We could go on and on about different scenarios where it’s best to keep it “just friends” with that particular someone within your social circle – whether it be a coworker, someone in your close group of friends or a person that one of your friends has previously dated. Most of the time we know it’s probably not a good idea, but it’s only natural to wonder about taking it a step further when you think there may be a stronger connection. So what about those situations where we are curious if there could be something more? Cupid spoke with the relationship experts on how best to navigate.

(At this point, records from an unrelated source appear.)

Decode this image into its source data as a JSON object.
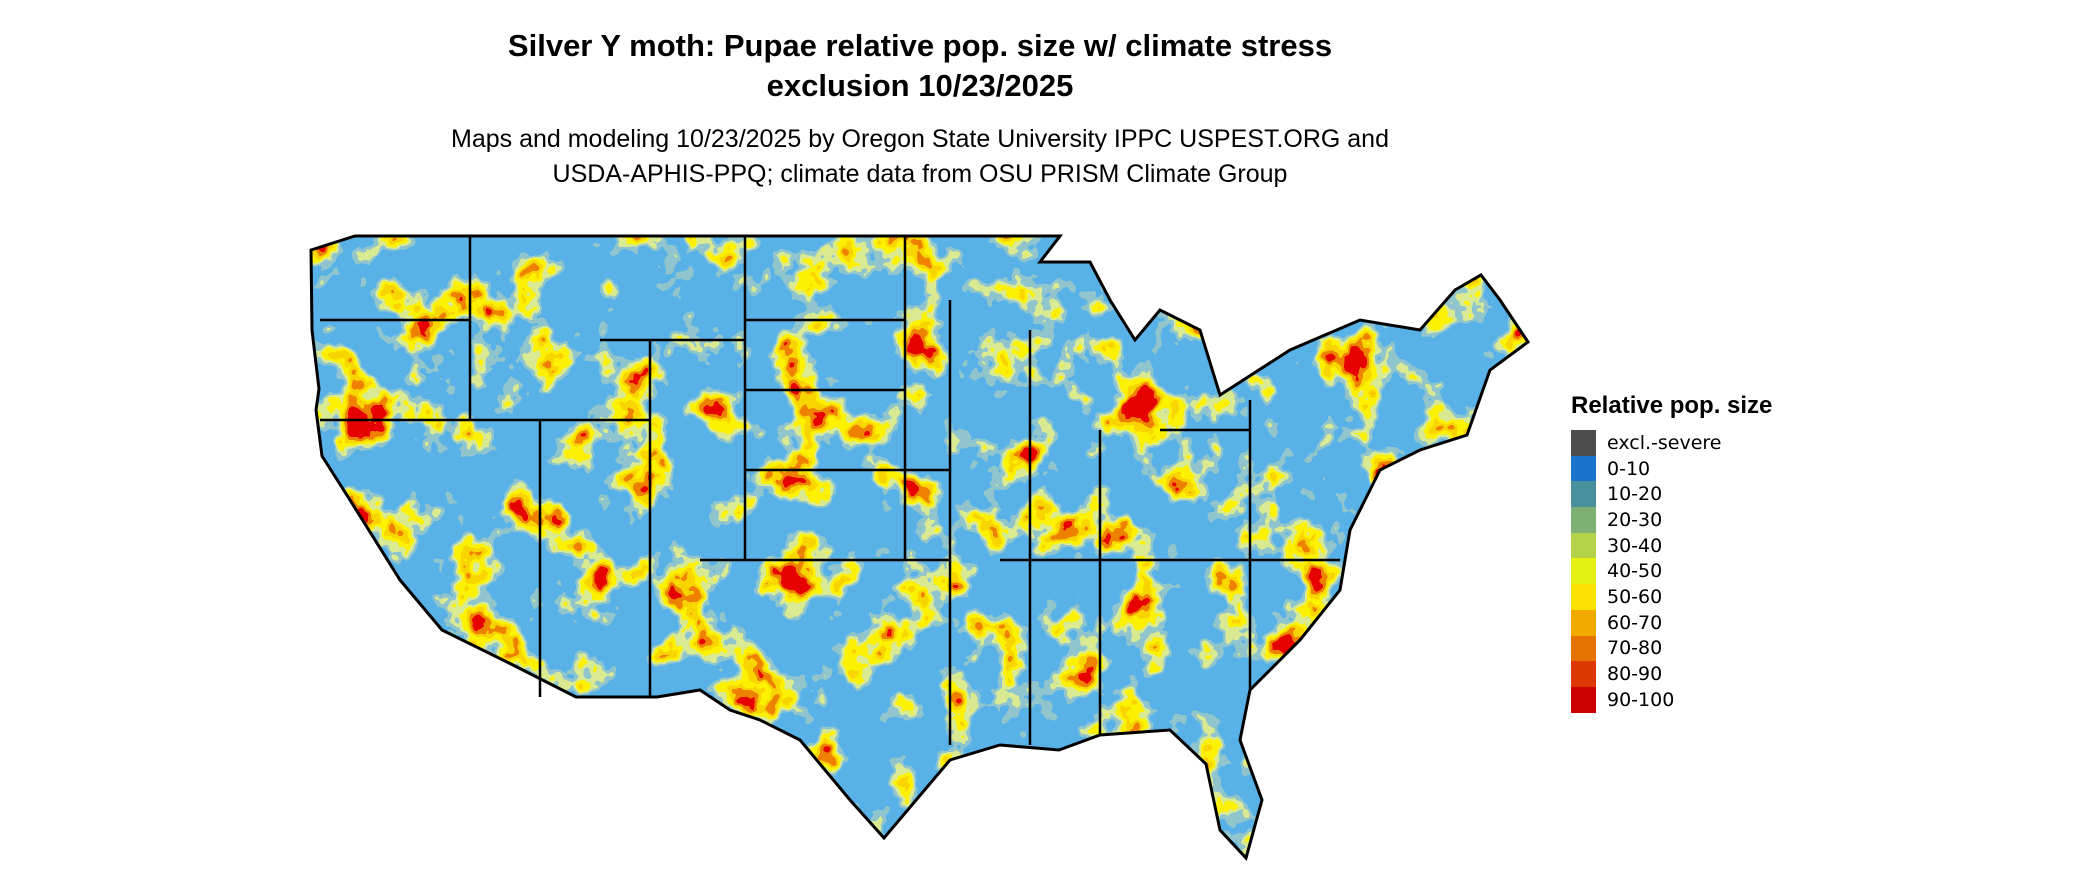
{
  "title_lines": [
    "Silver Y moth: Pupae relative pop. size w/ climate stress",
    "exclusion 10/23/2025"
  ],
  "subtitle_lines": [
    "Maps and modeling 10/23/2025 by Oregon State University IPPC USPEST.ORG and",
    "USDA-APHIS-PPQ; climate data from OSU PRISM Climate Group"
  ],
  "map": {
    "region": "conterminous United States",
    "boundaries": "state borders",
    "dominant_class": "0-10"
  },
  "legend": {
    "title": "Relative pop. size",
    "items": [
      {
        "label": "excl.-severe",
        "color": "#4d4d4d"
      },
      {
        "label": "0-10",
        "color": "#1a73cc"
      },
      {
        "label": "10-20",
        "color": "#47909c"
      },
      {
        "label": "20-30",
        "color": "#7db072"
      },
      {
        "label": "30-40",
        "color": "#b3d249"
      },
      {
        "label": "40-50",
        "color": "#e5f015"
      },
      {
        "label": "50-60",
        "color": "#fae100"
      },
      {
        "label": "60-70",
        "color": "#f0aa00"
      },
      {
        "label": "70-80",
        "color": "#e57300"
      },
      {
        "label": "80-90",
        "color": "#dc3800"
      },
      {
        "label": "90-100",
        "color": "#cc0000"
      }
    ]
  }
}
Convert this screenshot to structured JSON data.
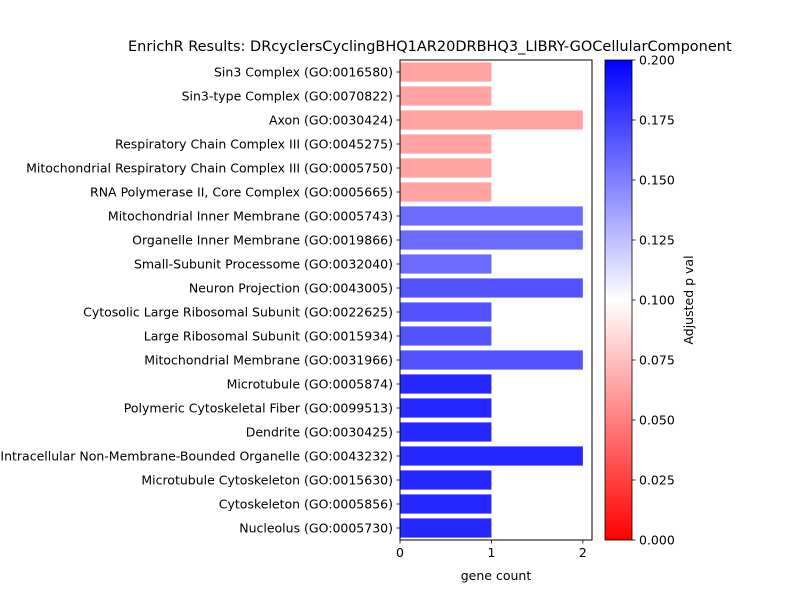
{
  "chart_data": {
    "type": "bar",
    "orientation": "horizontal",
    "title": "EnrichR Results: DRcyclersCyclingBHQ1AR20DRBHQ3_LIBRY-GOCellularComponent",
    "xlabel": "gene count",
    "ylabel": "",
    "xlim": [
      0,
      2.1
    ],
    "xticks": [
      0,
      1,
      2
    ],
    "xtick_labels": [
      "0",
      "1",
      "2"
    ],
    "grid": false,
    "categories": [
      "Sin3 Complex (GO:0016580)",
      "Sin3-type Complex (GO:0070822)",
      "Axon (GO:0030424)",
      "Respiratory Chain Complex III (GO:0045275)",
      "Mitochondrial Respiratory Chain Complex III (GO:0005750)",
      "RNA Polymerase II, Core Complex (GO:0005665)",
      "Mitochondrial Inner Membrane (GO:0005743)",
      "Organelle Inner Membrane (GO:0019866)",
      "Small-Subunit Processome (GO:0032040)",
      "Neuron Projection (GO:0043005)",
      "Cytosolic Large Ribosomal Subunit (GO:0022625)",
      "Large Ribosomal Subunit (GO:0015934)",
      "Mitochondrial Membrane (GO:0031966)",
      "Microtubule (GO:0005874)",
      "Polymeric Cytoskeletal Fiber (GO:0099513)",
      "Dendrite (GO:0030425)",
      "Intracellular Non-Membrane-Bounded Organelle (GO:0043232)",
      "Microtubule Cytoskeleton (GO:0015630)",
      "Cytoskeleton (GO:0005856)",
      "Nucleolus (GO:0005730)"
    ],
    "values": [
      1,
      1,
      2,
      1,
      1,
      1,
      2,
      2,
      1,
      2,
      1,
      1,
      2,
      1,
      1,
      1,
      2,
      1,
      1,
      1
    ],
    "color_values": [
      0.064,
      0.064,
      0.064,
      0.064,
      0.064,
      0.064,
      0.158,
      0.158,
      0.158,
      0.168,
      0.168,
      0.168,
      0.168,
      0.185,
      0.185,
      0.185,
      0.185,
      0.185,
      0.185,
      0.185
    ],
    "colorbar": {
      "label": "Adjusted p val",
      "range": [
        0.0,
        0.2
      ],
      "ticks": [
        0.0,
        0.025,
        0.05,
        0.075,
        0.1,
        0.125,
        0.15,
        0.175,
        0.2
      ],
      "tick_labels": [
        "0.000",
        "0.025",
        "0.050",
        "0.075",
        "0.100",
        "0.125",
        "0.150",
        "0.175",
        "0.200"
      ],
      "colormap": [
        "#ff0000",
        "#ffffff",
        "#0000ff"
      ]
    }
  }
}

“The friend zone is a tricky space. We all want to make that Hail Mary pass, but we don’t always prepare for it not working out,” said author of “You Are WHY You Eat” and licensed clinical psychologist Ramani Durvasula, Ph.D. “That doesn’t mean that it won’t work since many great relationships start as friendships, but you need to be prepared.”
With coworkers. The first step is to make sure they’ve made some sort of indication that they might also want to take the relationship to the next level and then to think about how it could impact your job and reputation at work in the future. “It’s very important that you discuss beforehand what happens if it doesn’t work out. Can you go back to just being friends? Will it become awkward? How will you acknowledge each other at work,” said relationship expert and celebrity life coach Melanie Mar.

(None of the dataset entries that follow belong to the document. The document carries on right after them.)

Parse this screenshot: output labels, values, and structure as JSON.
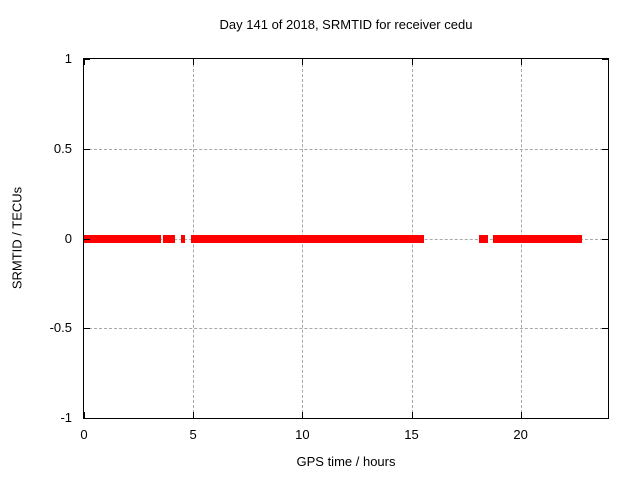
{
  "chart_data": {
    "type": "line",
    "title": "Day 141 of 2018, SRMTID for receiver cedu",
    "xlabel": "GPS time / hours",
    "ylabel": "SRMTID / TECUs",
    "xlim": [
      0,
      24
    ],
    "ylim": [
      -1,
      1
    ],
    "xticks": [
      0,
      5,
      10,
      15,
      20
    ],
    "yticks": [
      1,
      0.5,
      0,
      -0.5,
      -1
    ],
    "grid": true,
    "legend": "none",
    "colors": {
      "data": "#ff0000",
      "grid": "#a8a8a8",
      "border": "#000000",
      "text": "#000000",
      "background": "#ffffff"
    },
    "series": [
      {
        "name": "SRMTID",
        "color": "#ff0000",
        "y_value": 0,
        "segments_hours": [
          [
            0.0,
            3.51
          ],
          [
            3.63,
            4.15
          ],
          [
            4.44,
            4.62
          ],
          [
            4.91,
            15.56
          ],
          [
            18.07,
            18.52
          ],
          [
            18.73,
            22.83
          ]
        ]
      }
    ]
  }
}
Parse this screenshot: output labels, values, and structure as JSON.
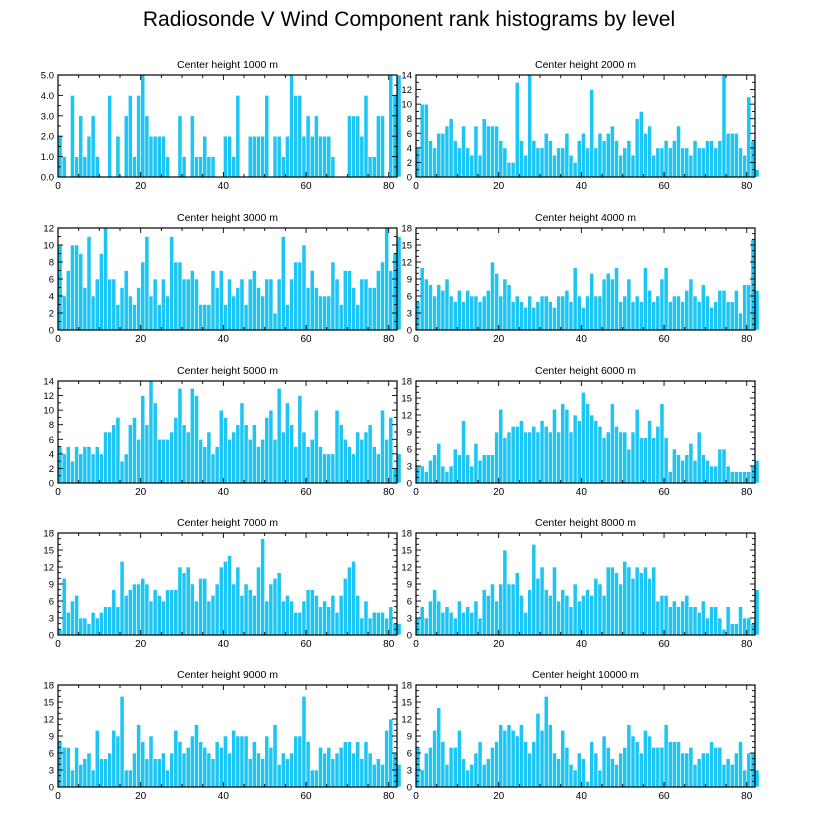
{
  "figure_title": "Radiosonde V Wind Component rank histograms by level",
  "colors": {
    "bar": "#1cc6f4",
    "bar_edge": "#ffffff",
    "axis": "#000000"
  },
  "chart_data": [
    {
      "type": "bar",
      "title": "Center height 1000 m",
      "xlabel": "",
      "ylabel": "",
      "xlim": [
        0,
        82
      ],
      "ylim": [
        0,
        5
      ],
      "xticks": [
        "0",
        "20",
        "40",
        "60",
        "80"
      ],
      "yticks": [
        "0.0",
        "1.0",
        "2.0",
        "3.0",
        "4.0",
        "5.0"
      ],
      "values": [
        2,
        1,
        0,
        4,
        1,
        3,
        1,
        2,
        3,
        1,
        0,
        0,
        4,
        0,
        2,
        0,
        3,
        4,
        1,
        4,
        5,
        3,
        2,
        2,
        2,
        2,
        1,
        0,
        0,
        3,
        1,
        0,
        3,
        1,
        1,
        2,
        1,
        1,
        0,
        0,
        2,
        2,
        1,
        4,
        0,
        0,
        2,
        2,
        2,
        2,
        4,
        0,
        2,
        2,
        1,
        2,
        5,
        4,
        4,
        2,
        3,
        2,
        3,
        2,
        2,
        2,
        1,
        0,
        0,
        0,
        3,
        3,
        3,
        2,
        4,
        1,
        1,
        3,
        3,
        0,
        5,
        4,
        5
      ]
    },
    {
      "type": "bar",
      "title": "Center height 2000 m",
      "xlabel": "",
      "ylabel": "",
      "xlim": [
        0,
        82
      ],
      "ylim": [
        0,
        14
      ],
      "xticks": [
        "0",
        "20",
        "40",
        "60",
        "80"
      ],
      "yticks": [
        "0",
        "2",
        "4",
        "6",
        "8",
        "10",
        "12",
        "14"
      ],
      "values": [
        4,
        10,
        10,
        5,
        4,
        6,
        6,
        7,
        8,
        5,
        4,
        7,
        4,
        3,
        7,
        3,
        8,
        7,
        7,
        7,
        5,
        4,
        2,
        2,
        13,
        5,
        3,
        14,
        5,
        4,
        4,
        6,
        5,
        3,
        4,
        4,
        6,
        3,
        2,
        5,
        6,
        4,
        12,
        4,
        6,
        5,
        6,
        7,
        5,
        3,
        4,
        5,
        3,
        8,
        9,
        6,
        7,
        3,
        4,
        4,
        5,
        4,
        5,
        7,
        4,
        4,
        3,
        5,
        4,
        4,
        5,
        5,
        4,
        5,
        14,
        6,
        6,
        6,
        4,
        3,
        11,
        5,
        1
      ]
    },
    {
      "type": "bar",
      "title": "Center height 3000 m",
      "xlabel": "",
      "ylabel": "",
      "xlim": [
        0,
        82
      ],
      "ylim": [
        0,
        12
      ],
      "xticks": [
        "0",
        "20",
        "40",
        "60",
        "80"
      ],
      "yticks": [
        "0",
        "2",
        "4",
        "6",
        "8",
        "10",
        "12"
      ],
      "values": [
        10,
        4,
        7,
        10,
        10,
        9,
        5,
        11,
        4,
        6,
        9,
        12,
        6,
        6,
        3,
        5,
        7,
        4,
        3,
        5,
        8,
        11,
        4,
        6,
        3,
        6,
        4,
        11,
        8,
        8,
        6,
        6,
        7,
        6,
        3,
        3,
        3,
        7,
        5,
        7,
        3,
        6,
        4,
        5,
        6,
        3,
        6,
        7,
        5,
        4,
        6,
        6,
        2,
        6,
        11,
        3,
        6,
        8,
        8,
        10,
        5,
        7,
        5,
        4,
        4,
        4,
        8,
        6,
        3,
        7,
        7,
        5,
        3,
        6,
        6,
        5,
        5,
        7,
        8,
        12,
        7,
        9,
        11
      ]
    },
    {
      "type": "bar",
      "title": "Center height 4000 m",
      "xlabel": "",
      "ylabel": "",
      "xlim": [
        0,
        82
      ],
      "ylim": [
        0,
        18
      ],
      "xticks": [
        "0",
        "20",
        "40",
        "60",
        "80"
      ],
      "yticks": [
        "0",
        "3",
        "6",
        "9",
        "12",
        "15",
        "18"
      ],
      "values": [
        5,
        11,
        9,
        8,
        6,
        8,
        7,
        9,
        6,
        5,
        7,
        5,
        7,
        6,
        6,
        5,
        6,
        7,
        12,
        10,
        6,
        9,
        8,
        5,
        6,
        5,
        4,
        6,
        4,
        5,
        6,
        6,
        5,
        4,
        6,
        6,
        7,
        5,
        11,
        6,
        4,
        6,
        10,
        6,
        6,
        9,
        10,
        9,
        11,
        5,
        6,
        9,
        5,
        6,
        5,
        11,
        7,
        5,
        6,
        9,
        11,
        5,
        6,
        6,
        5,
        7,
        9,
        6,
        5,
        8,
        6,
        4,
        5,
        7,
        7,
        5,
        5,
        7,
        3,
        8,
        8,
        16,
        7
      ]
    },
    {
      "type": "bar",
      "title": "Center height 5000 m",
      "xlabel": "",
      "ylabel": "",
      "xlim": [
        0,
        82
      ],
      "ylim": [
        0,
        14
      ],
      "xticks": [
        "0",
        "20",
        "40",
        "60",
        "80"
      ],
      "yticks": [
        "0",
        "2",
        "4",
        "6",
        "8",
        "10",
        "12",
        "14"
      ],
      "values": [
        5,
        4,
        5,
        3,
        5,
        4,
        5,
        5,
        4,
        5,
        4,
        7,
        7,
        8,
        9,
        3,
        4,
        8,
        9,
        6,
        12,
        8,
        14,
        11,
        6,
        6,
        6,
        7,
        9,
        13,
        8,
        7,
        13,
        12,
        6,
        5,
        7,
        4,
        5,
        10,
        9,
        6,
        7,
        8,
        11,
        8,
        6,
        8,
        5,
        6,
        9,
        10,
        6,
        13,
        7,
        11,
        8,
        5,
        12,
        7,
        5,
        6,
        10,
        5,
        4,
        4,
        4,
        10,
        8,
        6,
        5,
        4,
        7,
        6,
        7,
        8,
        5,
        4,
        10,
        6,
        9,
        2,
        4
      ]
    },
    {
      "type": "bar",
      "title": "Center height 6000 m",
      "xlabel": "",
      "ylabel": "",
      "xlim": [
        0,
        82
      ],
      "ylim": [
        0,
        18
      ],
      "xticks": [
        "0",
        "20",
        "40",
        "60",
        "80"
      ],
      "yticks": [
        "0",
        "3",
        "6",
        "9",
        "12",
        "15",
        "18"
      ],
      "values": [
        3,
        3,
        2,
        4,
        5,
        7,
        3,
        2,
        3,
        6,
        5,
        11,
        5,
        3,
        7,
        4,
        5,
        5,
        5,
        9,
        13,
        8,
        9,
        10,
        10,
        11,
        9,
        9,
        10,
        9,
        11,
        10,
        9,
        13,
        9,
        14,
        13,
        9,
        12,
        11,
        16,
        14,
        12,
        11,
        10,
        8,
        9,
        14,
        10,
        9,
        9,
        6,
        9,
        13,
        8,
        8,
        11,
        8,
        10,
        14,
        8,
        2,
        6,
        5,
        4,
        5,
        7,
        4,
        9,
        5,
        4,
        3,
        3,
        6,
        6,
        3,
        2,
        2,
        2,
        2,
        2,
        3,
        4
      ]
    },
    {
      "type": "bar",
      "title": "Center height 7000 m",
      "xlabel": "",
      "ylabel": "",
      "xlim": [
        0,
        82
      ],
      "ylim": [
        0,
        18
      ],
      "xticks": [
        "0",
        "20",
        "40",
        "60",
        "80"
      ],
      "yticks": [
        "0",
        "3",
        "6",
        "9",
        "12",
        "15",
        "18"
      ],
      "values": [
        1,
        10,
        4,
        6,
        7,
        3,
        3,
        2,
        4,
        3,
        4,
        5,
        5,
        8,
        5,
        13,
        7,
        8,
        9,
        9,
        10,
        9,
        6,
        8,
        7,
        6,
        8,
        8,
        8,
        12,
        11,
        12,
        9,
        6,
        10,
        10,
        6,
        7,
        9,
        12,
        13,
        14,
        9,
        12,
        7,
        9,
        8,
        7,
        12,
        17,
        6,
        9,
        10,
        11,
        6,
        7,
        6,
        4,
        4,
        6,
        8,
        8,
        7,
        5,
        6,
        5,
        7,
        4,
        7,
        10,
        12,
        13,
        7,
        3,
        6,
        3,
        4,
        4,
        4,
        3,
        5,
        2,
        2
      ]
    },
    {
      "type": "bar",
      "title": "Center height 8000 m",
      "xlabel": "",
      "ylabel": "",
      "xlim": [
        0,
        82
      ],
      "ylim": [
        0,
        18
      ],
      "xticks": [
        "0",
        "20",
        "40",
        "60",
        "80"
      ],
      "yticks": [
        "0",
        "3",
        "6",
        "9",
        "12",
        "15",
        "18"
      ],
      "values": [
        3,
        5,
        3,
        6,
        8,
        6,
        4,
        5,
        4,
        3,
        6,
        4,
        5,
        4,
        6,
        3,
        8,
        7,
        9,
        6,
        9,
        15,
        9,
        9,
        11,
        7,
        4,
        8,
        16,
        10,
        12,
        8,
        7,
        12,
        6,
        8,
        7,
        5,
        9,
        6,
        7,
        8,
        7,
        10,
        9,
        7,
        12,
        12,
        11,
        9,
        13,
        12,
        10,
        12,
        11,
        12,
        10,
        12,
        6,
        7,
        7,
        5,
        6,
        5,
        6,
        7,
        5,
        5,
        4,
        6,
        3,
        5,
        5,
        3,
        1,
        5,
        2,
        2,
        5,
        3,
        3,
        2,
        8
      ]
    },
    {
      "type": "bar",
      "title": "Center height 9000 m",
      "xlabel": "",
      "ylabel": "",
      "xlim": [
        0,
        82
      ],
      "ylim": [
        0,
        18
      ],
      "xticks": [
        "0",
        "20",
        "40",
        "60",
        "80"
      ],
      "yticks": [
        "0",
        "3",
        "6",
        "9",
        "12",
        "15",
        "18"
      ],
      "values": [
        8,
        7,
        7,
        3,
        7,
        4,
        5,
        6,
        3,
        10,
        5,
        5,
        6,
        10,
        9,
        16,
        3,
        3,
        6,
        11,
        8,
        5,
        9,
        5,
        5,
        6,
        3,
        6,
        10,
        8,
        6,
        7,
        9,
        11,
        8,
        7,
        6,
        5,
        8,
        7,
        9,
        6,
        10,
        9,
        9,
        9,
        5,
        8,
        6,
        5,
        9,
        7,
        11,
        4,
        6,
        5,
        6,
        9,
        9,
        16,
        8,
        3,
        3,
        7,
        6,
        7,
        5,
        6,
        7,
        8,
        8,
        6,
        8,
        5,
        8,
        6,
        4,
        5,
        4,
        10,
        12,
        6,
        4
      ]
    },
    {
      "type": "bar",
      "title": "Center height 10000 m",
      "xlabel": "",
      "ylabel": "",
      "xlim": [
        0,
        82
      ],
      "ylim": [
        0,
        18
      ],
      "xticks": [
        "0",
        "20",
        "40",
        "60",
        "80"
      ],
      "yticks": [
        "0",
        "3",
        "6",
        "9",
        "12",
        "15",
        "18"
      ],
      "values": [
        7,
        3,
        6,
        7,
        10,
        14,
        8,
        4,
        7,
        7,
        10,
        5,
        3,
        4,
        6,
        8,
        4,
        5,
        7,
        8,
        11,
        10,
        11,
        10,
        9,
        11,
        8,
        6,
        8,
        13,
        10,
        16,
        11,
        6,
        5,
        10,
        7,
        4,
        3,
        6,
        5,
        1,
        8,
        6,
        3,
        9,
        7,
        5,
        4,
        6,
        7,
        11,
        9,
        8,
        6,
        10,
        9,
        7,
        7,
        7,
        11,
        8,
        8,
        8,
        6,
        6,
        7,
        4,
        5,
        6,
        6,
        8,
        7,
        7,
        4,
        5,
        4,
        6,
        8,
        3,
        6,
        6,
        3
      ]
    }
  ]
}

“Tread lightly in the workplace and think about the ramifications,” adds Durvasula. “If it’s all that then one of you may need to consider jumping ship from the company.”
For those of you that do decide it’s worth the risk, Mar advises that you need to distinctly separate your professional and social lives. “For example, if you’re dating someone from work, when you go out together on a personal level, work must never be discussed and you need to date as you would any other person – discussing family values, upbringing, future planning, those types of things, but steer away from any shop talk.”